K.G. Subramanyan, a Retrospective
- Author: R. Siva Kumar
- Language: English
- Subject: Art
- Publisher: National Gallery of Modern Art
- Publication date: February 16, 2010
- Publication place: India
- Pages: 224 pages
- ISBN: 8187902132

= K.G. Subramanyan, a Retrospective =

2010 book by R. Siva Kumar

K.G. Subramanyan, a Retrospective is a book by R. Siva Kumar, released on the occasion of the fourth and largest retrospective show of K.G. Subramanyan, which was curated by R. Siva Kumar at the National Gallery of Modern Art.

The exhibition consisted of 300 paintings including terracotta reliefs, reverse paintings on glass and acrylic, linocuts, lithographs, etching, silkscreens, drawings, studies, children's books, toys and saras-paintings on terracotta platters-and the photographs of murals. and the range of materials includes terracotta, glass, paper, wood porcelain and metal cement.

The book offers an insight into the creative processes of K.G. Subramanyan.
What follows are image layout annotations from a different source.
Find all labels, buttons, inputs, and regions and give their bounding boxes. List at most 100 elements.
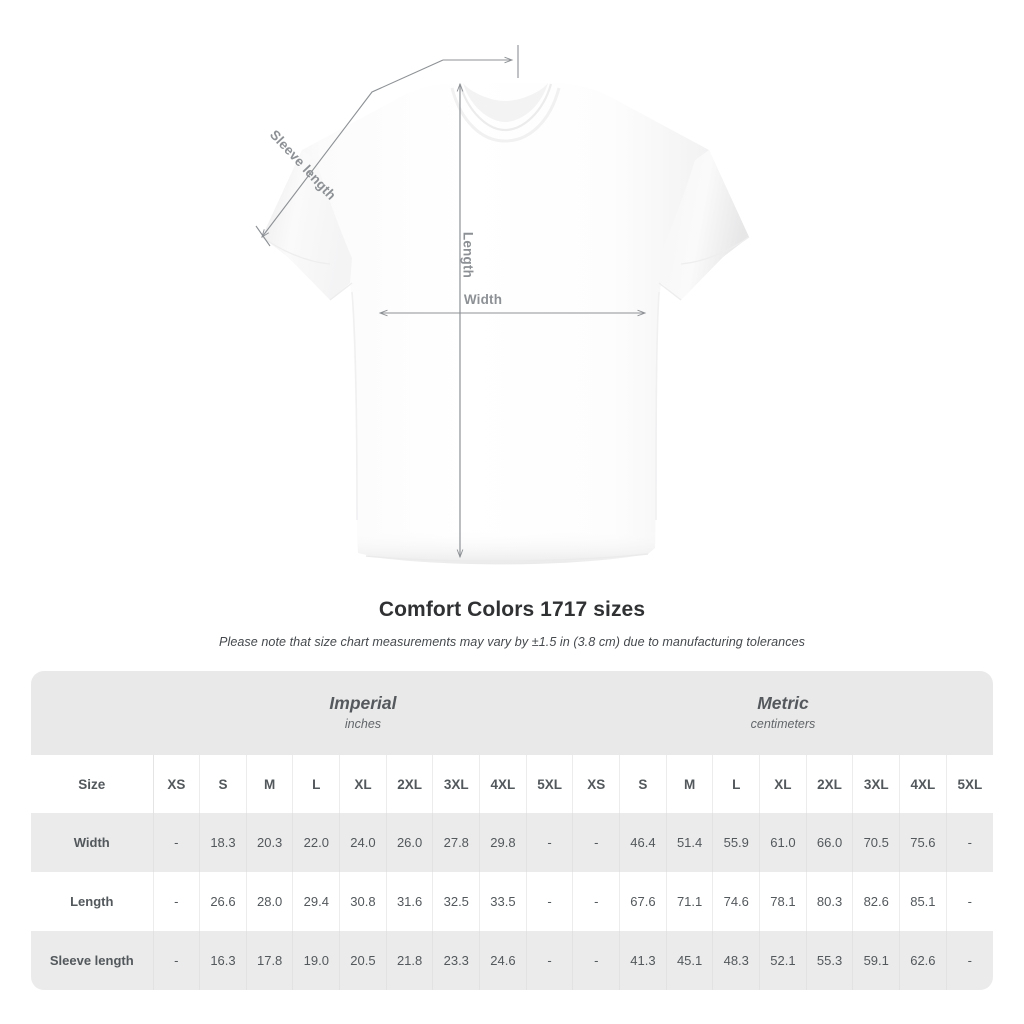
size-header-cell: S bbox=[619, 755, 667, 813]
measurement-cell: 80.3 bbox=[806, 872, 854, 931]
measurement-cell: 21.8 bbox=[386, 931, 434, 990]
measurement-cell: 32.5 bbox=[432, 872, 481, 931]
measurement-cell: 67.6 bbox=[619, 872, 667, 931]
measurement-cell: 19.0 bbox=[292, 931, 341, 990]
size-header-cell: 2XL bbox=[806, 755, 854, 813]
shirt-body-shape bbox=[262, 83, 749, 565]
tshirt-illustration bbox=[255, 45, 750, 565]
measurement-cell: 66.0 bbox=[806, 813, 854, 872]
unit-subtitle: inches bbox=[344, 716, 382, 731]
measurement-row-label: Sleeve length bbox=[31, 931, 154, 990]
unit-subtitle: centimeters bbox=[750, 716, 816, 731]
size-header-row: Size XS S M L XL 2XL 3XL 4XL 5XL XS S M L XL 2XL 3XL 4XL 5… bbox=[31, 755, 993, 813]
measurement-row-label: Width bbox=[31, 813, 154, 872]
measurement-cell: 41.3 bbox=[619, 931, 667, 990]
left-sleeve-shading bbox=[262, 150, 352, 300]
measurement-cell: 62.6 bbox=[899, 931, 947, 990]
measurement-cell: 24.6 bbox=[479, 931, 527, 990]
measurement-cell: 17.8 bbox=[246, 931, 294, 990]
left-sleeve-seam bbox=[329, 282, 353, 301]
unit-header-imperial: Imperial inches bbox=[153, 671, 573, 755]
size-header-cell: 5XL bbox=[526, 755, 574, 813]
size-header-cell: L bbox=[292, 755, 341, 813]
size-header-cell: L bbox=[712, 755, 761, 813]
measurement-cell: 20.5 bbox=[339, 931, 387, 990]
measurement-cell: 27.8 bbox=[432, 813, 481, 872]
measurement-cell: - bbox=[153, 931, 201, 990]
measurement-cell: - bbox=[526, 931, 574, 990]
size-header-cell: XS bbox=[153, 755, 201, 813]
measurement-cell: 20.3 bbox=[246, 813, 294, 872]
size-header-cell: XL bbox=[759, 755, 807, 813]
measurement-cell: - bbox=[526, 872, 574, 931]
size-header-cell: 3XL bbox=[432, 755, 481, 813]
measurement-row-label: Length bbox=[31, 872, 154, 931]
width-dimension-label: Width bbox=[463, 292, 503, 307]
measurement-cell: 51.4 bbox=[666, 813, 714, 872]
tolerance-note: Please note that size chart measurements… bbox=[219, 635, 805, 649]
measurement-cell: 71.1 bbox=[666, 872, 714, 931]
measurement-cell: - bbox=[153, 813, 201, 872]
measurement-cell: - bbox=[526, 813, 574, 872]
measurement-cell: - bbox=[572, 931, 621, 990]
measurement-cell: 28.0 bbox=[246, 872, 294, 931]
hem-line bbox=[365, 553, 649, 562]
size-column-label: Size bbox=[31, 755, 154, 813]
unit-header-spacer bbox=[31, 671, 153, 755]
size-header-cell: 2XL bbox=[386, 755, 434, 813]
right-cuff bbox=[680, 236, 750, 265]
unit-name: Imperial bbox=[329, 692, 397, 713]
measurement-cell: - bbox=[572, 813, 621, 872]
unit-name: Metric bbox=[757, 692, 809, 713]
right-sleeve-shading bbox=[659, 150, 749, 300]
right-sleeve-seam bbox=[658, 282, 682, 301]
measurement-cell: 18.3 bbox=[199, 813, 247, 872]
measurement-cell: 30.8 bbox=[339, 872, 387, 931]
measurement-cell: 74.6 bbox=[712, 872, 761, 931]
measurement-cell: 55.9 bbox=[712, 813, 761, 872]
measurement-cell: - bbox=[153, 872, 201, 931]
hem-shading bbox=[357, 528, 656, 565]
measurement-cell: 52.1 bbox=[759, 931, 807, 990]
table-row: Length -26.6 28.0 29.4 30.8 31.6 32.5 33.5- -67.… bbox=[31, 872, 993, 931]
measurement-cell: 29.4 bbox=[292, 872, 341, 931]
size-header-cell: XL bbox=[339, 755, 387, 813]
size-header-cell: 4XL bbox=[899, 755, 947, 813]
size-header-cell: XS bbox=[572, 755, 621, 813]
length-dimension-label: Length bbox=[460, 231, 476, 279]
measurement-cell: 48.3 bbox=[712, 931, 761, 990]
measurement-cell: 85.1 bbox=[899, 872, 947, 931]
measurement-cell: 31.6 bbox=[386, 872, 434, 931]
sleeve-length-line bbox=[255, 59, 444, 247]
measurement-cell: 82.6 bbox=[852, 872, 901, 931]
measurement-cell: - bbox=[946, 872, 993, 931]
measurement-cell: 78.1 bbox=[759, 872, 807, 931]
table-row: Sleeve length -16.3 17.8 19.0 20.5 21.8 23.3 24… bbox=[31, 931, 993, 990]
left-cuff bbox=[261, 236, 331, 265]
collar bbox=[450, 83, 561, 143]
size-chart-table-wrapper: Imperial inches Metric centimeters Size XS S M L… bbox=[31, 671, 993, 990]
measurement-cell: 24.0 bbox=[339, 813, 387, 872]
size-chart-table: Imperial inches Metric centimeters Size XS S M L… bbox=[31, 671, 993, 990]
measurement-cell: 16.3 bbox=[199, 931, 247, 990]
measurement-cell: 23.3 bbox=[432, 931, 481, 990]
size-header-cell: M bbox=[246, 755, 294, 813]
unit-header-metric: Metric centimeters bbox=[572, 671, 993, 755]
table-row: Width -18.3 20.3 22.0 24.0 26.0 27.8 29.8- -46.4… bbox=[31, 813, 993, 872]
measurement-cell: 22.0 bbox=[292, 813, 341, 872]
size-header-cell: 3XL bbox=[852, 755, 901, 813]
measurement-cell: 45.1 bbox=[666, 931, 714, 990]
measurement-cell: 26.6 bbox=[199, 872, 247, 931]
size-header-cell: 4XL bbox=[479, 755, 527, 813]
size-header-cell: S bbox=[199, 755, 247, 813]
size-header-cell: 5XL bbox=[946, 755, 993, 813]
measurement-cell: - bbox=[946, 813, 993, 872]
measurement-cell: 59.1 bbox=[852, 931, 901, 990]
measurement-cell: 70.5 bbox=[852, 813, 901, 872]
chart-header: Comfort Colors 1717 sizes Please note th… bbox=[0, 598, 1024, 649]
unit-header-row: Imperial inches Metric centimeters bbox=[31, 671, 993, 755]
left-seam bbox=[351, 291, 358, 521]
tshirt-diagram: Width Length Sleeve length bbox=[255, 45, 750, 565]
measurement-cell: 29.8 bbox=[479, 813, 527, 872]
measurement-cell: 46.4 bbox=[619, 813, 667, 872]
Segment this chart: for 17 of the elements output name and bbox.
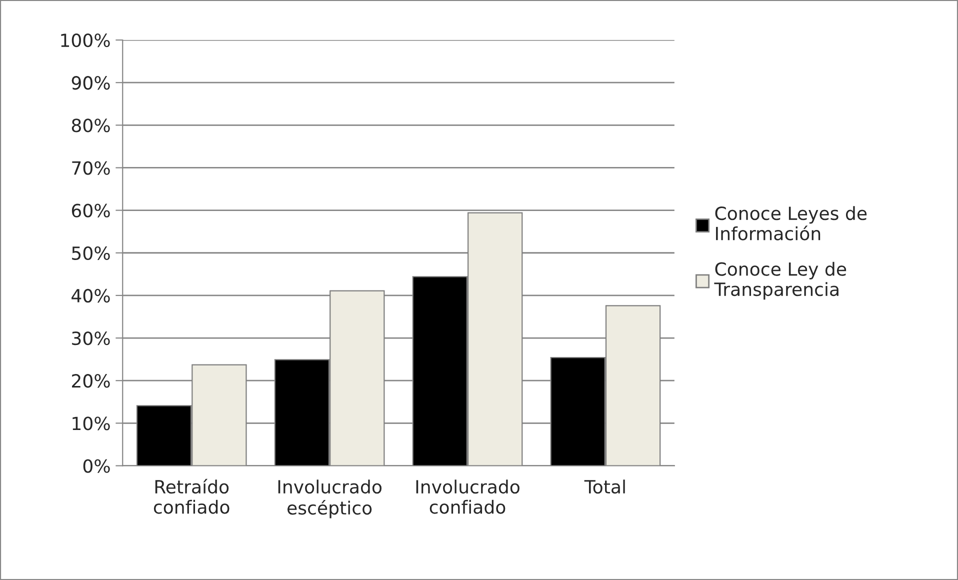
y-tick-label: 40% (72, 288, 110, 303)
legend-label: Conoce Ley de Transparencia (714, 262, 846, 300)
y-tick-label: 60% (72, 204, 110, 218)
x-tick-label: Involucrado confiado (416, 480, 520, 514)
x-tick-label: Total (584, 480, 625, 494)
y-tick-label: 90% (72, 76, 110, 90)
y-tick-label: 0% (83, 459, 110, 473)
y-tick-label: 10% (72, 416, 110, 430)
y-tick-label: 80% (72, 118, 110, 132)
y-tick-label: 70% (72, 161, 110, 175)
y-tick-label: 30% (72, 331, 110, 346)
legend-label: Conoce Leyes de Información (715, 206, 867, 240)
x-tick-label: Involucrado escéptico (278, 480, 382, 518)
y-tick-label: 50% (72, 246, 110, 260)
y-tick-label: 20% (72, 374, 110, 388)
x-tick-label: Retraído confiado (154, 478, 230, 514)
y-tick-label: 100% (61, 33, 110, 48)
While tracing the various aspects of his creativity, the book provides the influences that shaped him and gives a kaleidoscopic view of his six-decade long artistic journey from Kerala, Mahe, Santiniketan, Slade School in England, and later in various cities of Europe and America.

This book features as a part of the syllabus of Modern South Asian art at various universities.